About data access


Although all data available through the BioData Catalyst powered by Seven Bridges have been stripped of direct identifiers, DNA information is inherently unique to an individual.

There are two types of data access tiers, Open Data and Controlled Data, have been put in place to balance the desire to make the data as widely available as possible while ensuring that the rights of study participants are well protected.

Data access tiers

Open Data

Open Data includes information which is not unique to an individual. This includes information such as:

  • De-identified clinical and demographic data
  • Gene expression data
  • Copy number alterations in regions of the genome
  • Epigenetic data
  • Summaries of data across individuals

All Platform users have access to Open Data as long as they agree to the data use and publication guidelines for all relevant datasets at sign-up.

Controlled Data

Controlled Data includes information which is unique to an individual. This includes most raw data files and some processed data such as:

  • Primary sequencing data (CRAM files) from DNA, RNA, miRNA or bisulfite sequencing studies
  • Variant calls for an individual (VCF files)

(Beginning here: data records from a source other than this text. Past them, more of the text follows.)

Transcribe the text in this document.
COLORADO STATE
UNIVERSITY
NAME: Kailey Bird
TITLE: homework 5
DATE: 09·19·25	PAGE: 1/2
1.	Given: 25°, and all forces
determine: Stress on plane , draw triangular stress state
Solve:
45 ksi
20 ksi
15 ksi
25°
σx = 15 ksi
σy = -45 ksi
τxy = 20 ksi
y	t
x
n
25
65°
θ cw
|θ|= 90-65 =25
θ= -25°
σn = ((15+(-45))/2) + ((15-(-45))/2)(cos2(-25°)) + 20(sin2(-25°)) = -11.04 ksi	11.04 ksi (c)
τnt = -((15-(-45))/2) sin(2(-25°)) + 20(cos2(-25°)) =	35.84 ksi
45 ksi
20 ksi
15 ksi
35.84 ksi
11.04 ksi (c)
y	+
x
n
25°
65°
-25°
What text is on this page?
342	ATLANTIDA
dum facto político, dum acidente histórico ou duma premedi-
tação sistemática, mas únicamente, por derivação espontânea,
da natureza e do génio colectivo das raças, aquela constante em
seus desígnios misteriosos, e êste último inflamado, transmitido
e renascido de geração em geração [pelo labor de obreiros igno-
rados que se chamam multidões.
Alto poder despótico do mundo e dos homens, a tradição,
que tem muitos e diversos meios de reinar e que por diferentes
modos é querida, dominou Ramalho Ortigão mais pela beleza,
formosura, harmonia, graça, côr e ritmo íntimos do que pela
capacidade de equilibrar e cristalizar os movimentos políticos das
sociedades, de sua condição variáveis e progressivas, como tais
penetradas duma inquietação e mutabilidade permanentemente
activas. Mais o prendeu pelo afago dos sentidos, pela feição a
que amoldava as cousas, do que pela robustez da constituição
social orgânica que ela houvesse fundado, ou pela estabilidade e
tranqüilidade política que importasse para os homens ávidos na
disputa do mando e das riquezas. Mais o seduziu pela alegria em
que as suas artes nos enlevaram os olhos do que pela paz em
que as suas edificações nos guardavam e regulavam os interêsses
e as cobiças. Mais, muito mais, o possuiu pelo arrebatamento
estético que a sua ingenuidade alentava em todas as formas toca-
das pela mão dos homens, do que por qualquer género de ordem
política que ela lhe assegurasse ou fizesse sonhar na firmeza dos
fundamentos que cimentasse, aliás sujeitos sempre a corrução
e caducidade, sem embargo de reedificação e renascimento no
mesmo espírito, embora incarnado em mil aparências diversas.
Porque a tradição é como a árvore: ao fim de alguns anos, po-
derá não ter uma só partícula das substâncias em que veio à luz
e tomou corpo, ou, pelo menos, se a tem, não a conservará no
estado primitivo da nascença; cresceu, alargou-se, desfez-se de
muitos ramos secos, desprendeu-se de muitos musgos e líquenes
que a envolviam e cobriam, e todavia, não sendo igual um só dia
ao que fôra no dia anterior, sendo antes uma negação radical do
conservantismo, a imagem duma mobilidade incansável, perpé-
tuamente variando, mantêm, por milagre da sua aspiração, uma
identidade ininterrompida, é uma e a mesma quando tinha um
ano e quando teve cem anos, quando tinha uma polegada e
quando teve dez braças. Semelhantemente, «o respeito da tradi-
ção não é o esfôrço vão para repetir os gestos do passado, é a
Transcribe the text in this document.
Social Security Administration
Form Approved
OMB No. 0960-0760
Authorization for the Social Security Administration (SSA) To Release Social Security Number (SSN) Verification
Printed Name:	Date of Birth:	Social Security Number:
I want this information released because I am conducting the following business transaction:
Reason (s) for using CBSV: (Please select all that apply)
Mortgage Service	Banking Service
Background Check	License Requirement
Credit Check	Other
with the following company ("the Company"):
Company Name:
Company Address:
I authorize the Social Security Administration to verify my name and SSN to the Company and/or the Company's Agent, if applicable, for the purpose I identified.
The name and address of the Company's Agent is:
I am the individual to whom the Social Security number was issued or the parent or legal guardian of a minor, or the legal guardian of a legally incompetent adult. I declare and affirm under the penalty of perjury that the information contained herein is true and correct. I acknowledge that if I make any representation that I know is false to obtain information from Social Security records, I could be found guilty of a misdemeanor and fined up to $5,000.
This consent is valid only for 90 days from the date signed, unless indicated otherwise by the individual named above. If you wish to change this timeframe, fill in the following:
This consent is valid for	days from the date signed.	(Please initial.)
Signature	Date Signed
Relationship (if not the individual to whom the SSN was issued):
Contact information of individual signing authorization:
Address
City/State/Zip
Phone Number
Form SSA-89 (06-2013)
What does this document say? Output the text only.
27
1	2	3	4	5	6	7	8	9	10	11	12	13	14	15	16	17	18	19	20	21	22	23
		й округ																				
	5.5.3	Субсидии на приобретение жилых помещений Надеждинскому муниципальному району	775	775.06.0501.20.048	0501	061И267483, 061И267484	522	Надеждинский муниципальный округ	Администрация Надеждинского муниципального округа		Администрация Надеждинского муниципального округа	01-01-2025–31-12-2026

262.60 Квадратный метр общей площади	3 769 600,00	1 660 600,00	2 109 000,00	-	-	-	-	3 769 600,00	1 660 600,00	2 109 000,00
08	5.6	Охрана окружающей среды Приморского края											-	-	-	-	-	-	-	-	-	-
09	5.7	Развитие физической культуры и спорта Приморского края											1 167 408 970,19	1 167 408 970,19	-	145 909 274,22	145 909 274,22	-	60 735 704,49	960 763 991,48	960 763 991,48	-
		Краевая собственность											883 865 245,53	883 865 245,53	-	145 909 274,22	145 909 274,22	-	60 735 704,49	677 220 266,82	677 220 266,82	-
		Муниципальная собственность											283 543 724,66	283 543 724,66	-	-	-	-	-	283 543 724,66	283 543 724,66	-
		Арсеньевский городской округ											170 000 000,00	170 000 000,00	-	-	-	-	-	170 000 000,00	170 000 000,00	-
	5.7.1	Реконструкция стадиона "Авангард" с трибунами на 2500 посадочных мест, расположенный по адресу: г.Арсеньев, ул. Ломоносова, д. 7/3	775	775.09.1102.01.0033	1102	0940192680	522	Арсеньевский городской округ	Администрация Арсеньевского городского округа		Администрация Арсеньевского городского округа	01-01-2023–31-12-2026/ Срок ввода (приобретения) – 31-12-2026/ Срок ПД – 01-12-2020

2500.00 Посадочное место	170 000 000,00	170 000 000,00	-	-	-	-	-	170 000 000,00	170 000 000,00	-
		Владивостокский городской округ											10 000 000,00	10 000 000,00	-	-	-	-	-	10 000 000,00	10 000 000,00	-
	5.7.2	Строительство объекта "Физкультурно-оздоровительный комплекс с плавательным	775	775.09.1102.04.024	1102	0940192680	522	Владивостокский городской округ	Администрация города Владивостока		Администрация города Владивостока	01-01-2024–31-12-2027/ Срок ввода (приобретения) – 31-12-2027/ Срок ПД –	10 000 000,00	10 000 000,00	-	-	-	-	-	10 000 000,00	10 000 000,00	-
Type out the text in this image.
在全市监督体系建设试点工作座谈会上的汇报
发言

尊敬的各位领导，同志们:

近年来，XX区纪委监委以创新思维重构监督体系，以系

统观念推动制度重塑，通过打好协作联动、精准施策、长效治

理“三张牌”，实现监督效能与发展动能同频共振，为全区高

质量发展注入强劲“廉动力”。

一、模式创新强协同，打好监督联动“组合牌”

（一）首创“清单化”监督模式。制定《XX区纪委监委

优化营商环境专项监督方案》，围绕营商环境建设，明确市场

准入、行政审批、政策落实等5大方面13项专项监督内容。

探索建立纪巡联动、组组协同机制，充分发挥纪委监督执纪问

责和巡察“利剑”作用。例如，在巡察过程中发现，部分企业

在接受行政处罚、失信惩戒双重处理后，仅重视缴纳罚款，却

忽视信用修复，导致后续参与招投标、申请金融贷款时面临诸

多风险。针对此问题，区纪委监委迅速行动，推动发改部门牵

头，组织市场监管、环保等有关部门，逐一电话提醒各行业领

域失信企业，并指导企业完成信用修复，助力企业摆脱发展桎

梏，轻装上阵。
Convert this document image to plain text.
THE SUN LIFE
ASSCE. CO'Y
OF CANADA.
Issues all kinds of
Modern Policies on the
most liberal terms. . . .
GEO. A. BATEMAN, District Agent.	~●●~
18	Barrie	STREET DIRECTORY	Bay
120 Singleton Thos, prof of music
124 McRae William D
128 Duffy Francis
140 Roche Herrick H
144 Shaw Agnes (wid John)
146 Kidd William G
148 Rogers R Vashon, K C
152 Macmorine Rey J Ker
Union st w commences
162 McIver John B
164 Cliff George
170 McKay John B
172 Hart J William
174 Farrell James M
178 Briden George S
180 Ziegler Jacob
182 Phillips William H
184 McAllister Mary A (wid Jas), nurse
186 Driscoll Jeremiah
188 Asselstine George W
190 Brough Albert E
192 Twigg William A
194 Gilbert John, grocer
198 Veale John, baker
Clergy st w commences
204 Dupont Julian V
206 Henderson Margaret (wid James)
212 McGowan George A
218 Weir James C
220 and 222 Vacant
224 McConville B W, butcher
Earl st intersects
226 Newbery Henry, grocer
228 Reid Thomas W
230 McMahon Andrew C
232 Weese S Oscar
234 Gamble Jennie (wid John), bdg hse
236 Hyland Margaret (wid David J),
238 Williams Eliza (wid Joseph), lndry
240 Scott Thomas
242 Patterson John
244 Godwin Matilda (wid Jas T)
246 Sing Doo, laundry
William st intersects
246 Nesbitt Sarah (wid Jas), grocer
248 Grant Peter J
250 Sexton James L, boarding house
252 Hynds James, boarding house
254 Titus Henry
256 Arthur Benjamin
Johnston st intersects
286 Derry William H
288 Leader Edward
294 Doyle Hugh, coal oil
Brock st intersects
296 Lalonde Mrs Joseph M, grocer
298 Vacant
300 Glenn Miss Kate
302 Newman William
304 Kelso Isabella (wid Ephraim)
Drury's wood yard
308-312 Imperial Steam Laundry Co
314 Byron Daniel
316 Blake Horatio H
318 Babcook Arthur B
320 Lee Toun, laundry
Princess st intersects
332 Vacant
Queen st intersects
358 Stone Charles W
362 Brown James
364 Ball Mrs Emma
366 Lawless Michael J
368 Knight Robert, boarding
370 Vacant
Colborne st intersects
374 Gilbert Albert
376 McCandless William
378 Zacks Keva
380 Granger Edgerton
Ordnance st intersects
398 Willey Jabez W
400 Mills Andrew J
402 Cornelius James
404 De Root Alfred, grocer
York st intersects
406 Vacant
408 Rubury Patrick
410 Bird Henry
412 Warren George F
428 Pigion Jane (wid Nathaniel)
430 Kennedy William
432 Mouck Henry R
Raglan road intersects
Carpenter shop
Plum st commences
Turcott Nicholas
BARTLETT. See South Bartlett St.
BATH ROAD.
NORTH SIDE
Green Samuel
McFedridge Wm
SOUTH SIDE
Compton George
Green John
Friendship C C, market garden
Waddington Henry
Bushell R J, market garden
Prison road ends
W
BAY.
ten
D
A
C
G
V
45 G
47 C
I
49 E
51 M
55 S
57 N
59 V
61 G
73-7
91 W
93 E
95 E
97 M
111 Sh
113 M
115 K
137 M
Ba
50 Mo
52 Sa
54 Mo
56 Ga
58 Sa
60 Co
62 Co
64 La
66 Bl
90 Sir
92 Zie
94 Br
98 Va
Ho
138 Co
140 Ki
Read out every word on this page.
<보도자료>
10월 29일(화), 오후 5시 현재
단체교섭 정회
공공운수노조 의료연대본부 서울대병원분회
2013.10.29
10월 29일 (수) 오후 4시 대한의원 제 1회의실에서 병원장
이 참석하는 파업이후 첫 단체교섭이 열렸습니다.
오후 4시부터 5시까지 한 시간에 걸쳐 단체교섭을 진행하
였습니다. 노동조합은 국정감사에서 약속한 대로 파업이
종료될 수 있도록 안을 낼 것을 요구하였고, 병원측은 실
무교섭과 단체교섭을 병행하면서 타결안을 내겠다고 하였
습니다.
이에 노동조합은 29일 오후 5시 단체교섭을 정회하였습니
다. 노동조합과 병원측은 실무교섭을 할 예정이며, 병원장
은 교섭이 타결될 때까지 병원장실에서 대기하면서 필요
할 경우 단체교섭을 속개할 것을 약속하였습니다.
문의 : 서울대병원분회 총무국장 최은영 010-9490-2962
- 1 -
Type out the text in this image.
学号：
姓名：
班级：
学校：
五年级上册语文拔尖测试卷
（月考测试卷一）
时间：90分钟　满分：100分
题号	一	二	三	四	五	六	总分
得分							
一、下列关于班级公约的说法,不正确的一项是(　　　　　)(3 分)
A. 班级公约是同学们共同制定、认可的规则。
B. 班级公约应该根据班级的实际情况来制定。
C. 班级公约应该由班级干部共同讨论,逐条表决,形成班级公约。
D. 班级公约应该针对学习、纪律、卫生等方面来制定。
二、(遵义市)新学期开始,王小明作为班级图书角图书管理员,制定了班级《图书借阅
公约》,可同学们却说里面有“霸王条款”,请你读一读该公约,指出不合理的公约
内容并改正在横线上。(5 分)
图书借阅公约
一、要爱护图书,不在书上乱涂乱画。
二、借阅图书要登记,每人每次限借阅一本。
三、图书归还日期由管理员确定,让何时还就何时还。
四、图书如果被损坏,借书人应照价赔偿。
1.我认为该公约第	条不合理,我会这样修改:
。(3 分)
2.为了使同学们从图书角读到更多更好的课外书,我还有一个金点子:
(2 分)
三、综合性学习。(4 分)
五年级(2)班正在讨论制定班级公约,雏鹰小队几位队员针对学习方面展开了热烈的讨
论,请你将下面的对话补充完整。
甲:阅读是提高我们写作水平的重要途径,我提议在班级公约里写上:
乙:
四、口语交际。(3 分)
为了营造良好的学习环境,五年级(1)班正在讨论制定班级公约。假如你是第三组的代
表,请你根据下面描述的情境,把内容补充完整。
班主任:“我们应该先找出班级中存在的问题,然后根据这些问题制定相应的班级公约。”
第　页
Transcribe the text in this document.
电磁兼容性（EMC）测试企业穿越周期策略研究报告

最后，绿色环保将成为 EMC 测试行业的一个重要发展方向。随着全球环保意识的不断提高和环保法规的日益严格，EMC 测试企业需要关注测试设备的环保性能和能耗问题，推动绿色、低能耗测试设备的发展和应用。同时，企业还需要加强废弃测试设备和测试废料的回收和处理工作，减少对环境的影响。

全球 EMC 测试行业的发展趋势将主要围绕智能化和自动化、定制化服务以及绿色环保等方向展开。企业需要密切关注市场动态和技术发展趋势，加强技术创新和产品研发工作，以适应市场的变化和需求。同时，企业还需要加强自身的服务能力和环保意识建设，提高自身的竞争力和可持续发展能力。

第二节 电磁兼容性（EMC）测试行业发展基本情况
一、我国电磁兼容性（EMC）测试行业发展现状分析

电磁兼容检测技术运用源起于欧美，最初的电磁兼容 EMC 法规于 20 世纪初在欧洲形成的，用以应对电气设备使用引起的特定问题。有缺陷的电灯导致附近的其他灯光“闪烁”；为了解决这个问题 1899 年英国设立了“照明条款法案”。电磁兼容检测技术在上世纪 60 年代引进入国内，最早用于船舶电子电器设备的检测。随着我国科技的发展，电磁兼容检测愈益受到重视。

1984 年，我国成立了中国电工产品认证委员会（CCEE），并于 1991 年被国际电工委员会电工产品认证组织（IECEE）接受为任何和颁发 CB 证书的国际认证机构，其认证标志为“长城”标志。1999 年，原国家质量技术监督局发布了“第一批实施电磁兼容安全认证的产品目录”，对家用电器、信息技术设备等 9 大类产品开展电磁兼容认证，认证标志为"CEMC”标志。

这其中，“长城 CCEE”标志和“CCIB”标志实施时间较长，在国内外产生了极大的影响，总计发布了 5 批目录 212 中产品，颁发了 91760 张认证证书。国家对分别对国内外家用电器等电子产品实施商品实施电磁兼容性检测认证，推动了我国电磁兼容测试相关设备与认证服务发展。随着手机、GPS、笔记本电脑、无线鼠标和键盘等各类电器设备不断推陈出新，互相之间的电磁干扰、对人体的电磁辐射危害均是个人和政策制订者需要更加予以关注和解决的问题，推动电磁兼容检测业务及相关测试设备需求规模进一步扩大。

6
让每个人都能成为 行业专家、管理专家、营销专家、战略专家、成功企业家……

Each researcher requiring access to Controlled Data for their studies must have their dataset approvals on the NHLBI BioData Catalyst whitelist.

Researchers must be approved by the NCBI Database of Genotypes and Phenotypes (dbGaP) for the TOPMed studies they wish to access on BioData Catalyst.

Accessing dbGaP controlled data

To access dbGaP controlled data you should first make sure you have an eRA Commons account as well as access permissions through the dbGaP.

Next, you should create a new account on the Platform by using your eRA Commons credentials.